Let $\phi:\mathbb R^n\to \mathbb R\in C^2(\mathbb{R^n})$, such that $D^2\phi$ is positive semi-definite and let $c \in\mathbb{R}$ be arbitrary.
Show that $\phi^{-1}((-\infty,c])$ is convex.
Hint: Define $a(t):=v+t(w-v)$ as the line that connects two vectors and show the following:
$D^2(\phi\,\circ a)$ is positive semi-definite.
Use this to show $a([0,1])\subset\phi^{-1}((-\infty,c])$.
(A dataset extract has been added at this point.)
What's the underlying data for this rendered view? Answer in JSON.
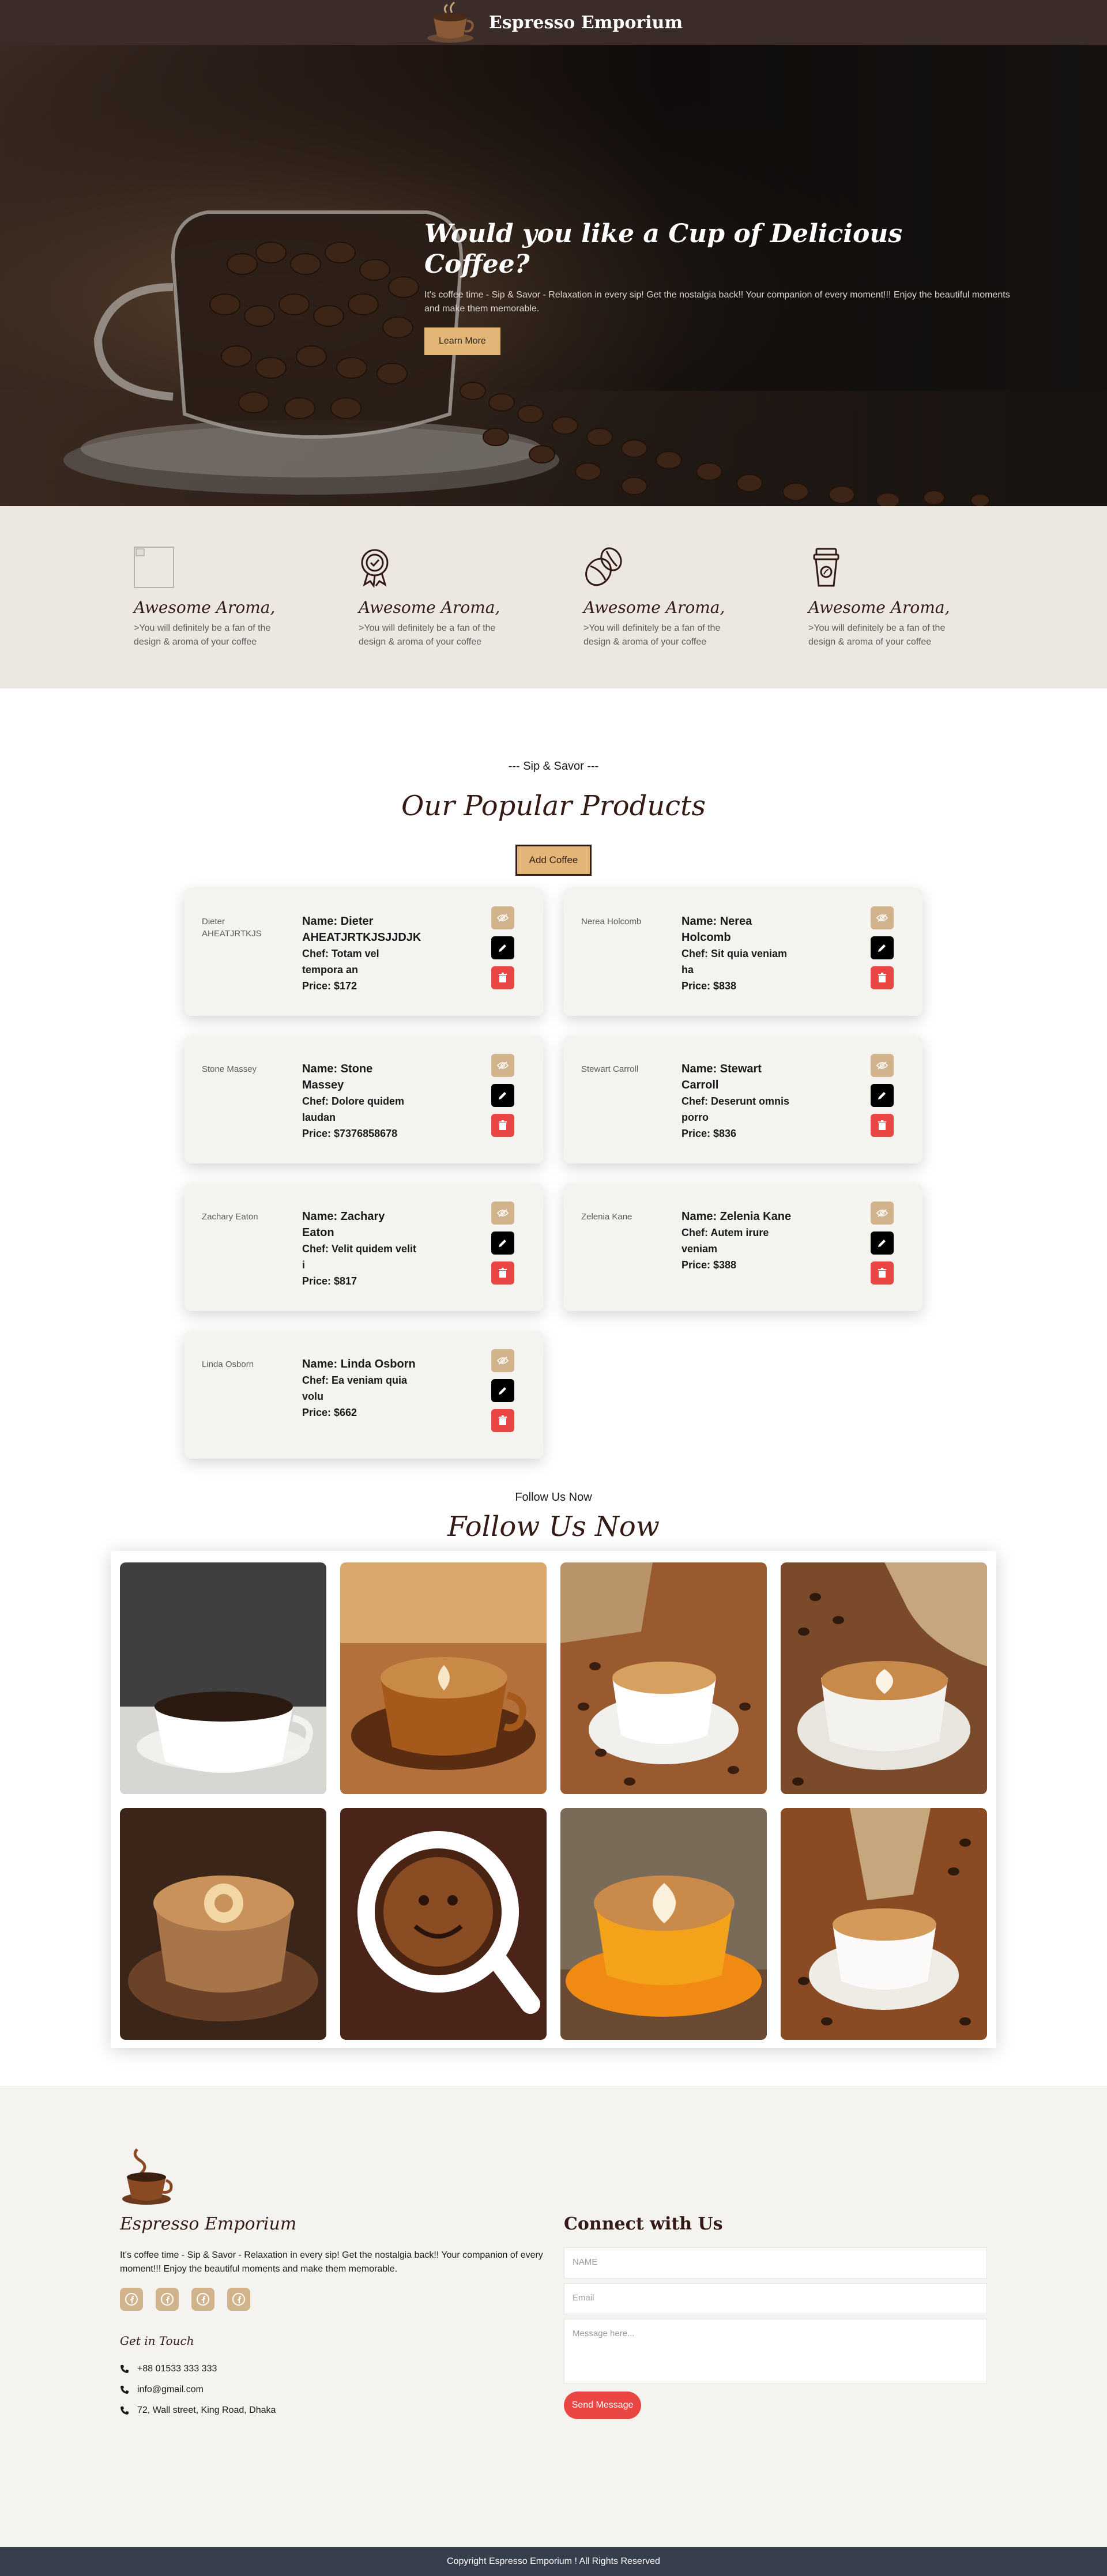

My work so far: I've used the chain rule and got the following: $D(\phi\,\circ a(t))=(D\phi)(a(t)\,\circ(Da)(t))$ and thus $D^2(\phi\,\circ a(t))=D\left((D\phi)(a(t)\,\circ(Da)(t))\right) = ((D^2 \phi)(a(t))\,\circ (Da)(t))\,\circ D^2(a)(t)$ but $D^2a=0$ so the whole expression would equal zero, which isn't a contradiction but still seems strange.
Thank you very much in advance.
Let $f(t) = \phi(a(t))$. Then $f'(t) = D \phi(a(t))D a(t) = D \phi(a(t)) (w-v)$ and $f''(t) = (w-v)^T D^2\phi(a(t)) (w-v)$.